Part of HB650, drafted by the Republican rancher from Lava Hot Springs, imposing felony cock fighting penalties was added to a competing Senate bill that ultimately became law.
The problem, Andrus said, is that his bill's clear definition of companion animal torture was left out of the final version. Though animal rights organizations supported HB650, Andrus believes the new law lacks teeth and won't deter ballot initiatives that could be onerous for agriculture.
The Humane Society of the U.S. and Idaho 1 of 3 -- a grassroots organization named because Idaho was among three states without a felony animal cruelty penalty -- vow to pursue competing ballot initiatives in 2014 if nothing changes.
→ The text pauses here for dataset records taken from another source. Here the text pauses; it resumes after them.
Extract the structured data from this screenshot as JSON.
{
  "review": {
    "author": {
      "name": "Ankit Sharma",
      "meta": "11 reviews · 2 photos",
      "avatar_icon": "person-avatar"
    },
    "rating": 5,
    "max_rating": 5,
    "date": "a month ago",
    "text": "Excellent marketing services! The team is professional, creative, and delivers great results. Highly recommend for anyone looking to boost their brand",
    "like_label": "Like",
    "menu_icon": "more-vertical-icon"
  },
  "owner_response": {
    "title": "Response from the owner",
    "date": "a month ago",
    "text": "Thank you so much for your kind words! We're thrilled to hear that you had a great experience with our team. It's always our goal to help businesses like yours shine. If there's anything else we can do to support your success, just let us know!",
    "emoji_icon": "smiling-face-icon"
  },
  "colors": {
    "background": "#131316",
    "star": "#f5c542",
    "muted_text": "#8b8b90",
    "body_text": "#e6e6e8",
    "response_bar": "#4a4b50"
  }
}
Both HB650 and the new law exempt standard agricultural practices, such as branding, castration and dehorning. The Andrus bill, however, used the Idaho Humane Society's definition of torture -- "knowing and willful infliction of unjustifiable and extreme prolonged pain with the intent to cause suffering" -- and created a felony for the third offense of torture of a companion animal. The new law also imposes a third-offense felony but requires "malicious intent," which animal rights officials contend is nearly impossible to prove.
"If they come with an initiative, it would be hard for livestock people to not be brought under the umbrella," Andrus said. "I think we had a home run. We had the opportunity of a lifetime to address the issue and we didn't."
Idaho 1 of 3 president Virginia Hemingway added, "I don't think anybody is going to be charged with a third conviction of that particular definition, ever. It's been used to block our initiative, period."
Hemingway's organization has already attempted a petition drive to force a ballot initiative on animal cruelty. The drive, which had a May 1 deadline, came up short, collecting roughly 33,000 of the required 47,000 signatures. A second petition drive would benefit from more time and better organization, Hemingway said.
Lisa Kauffman, HSUS Idaho director, hopes stakeholders will meet with her group over the summer and compromise.
"If we file an initiative, it's going to be first-offense felony on everything," Kauffman said.
Stan Boyd, executive director of Idaho Wool Growers and a lobbyist with Idaho Cattle Association, believes it's time to "take a breath." Boyd said passing the animal cruelty law, which is broadly worded to give judges discretion, was his industry's top legislative priority. Animal rights groups want nothing less than to "do away with animal agriculture as we know it," he said.
"The bottom line is we have a felony bill on the books now," Boyd said. "If these folks want to bring an initiative, bring it on. I don't think the people of Idaho will go for it."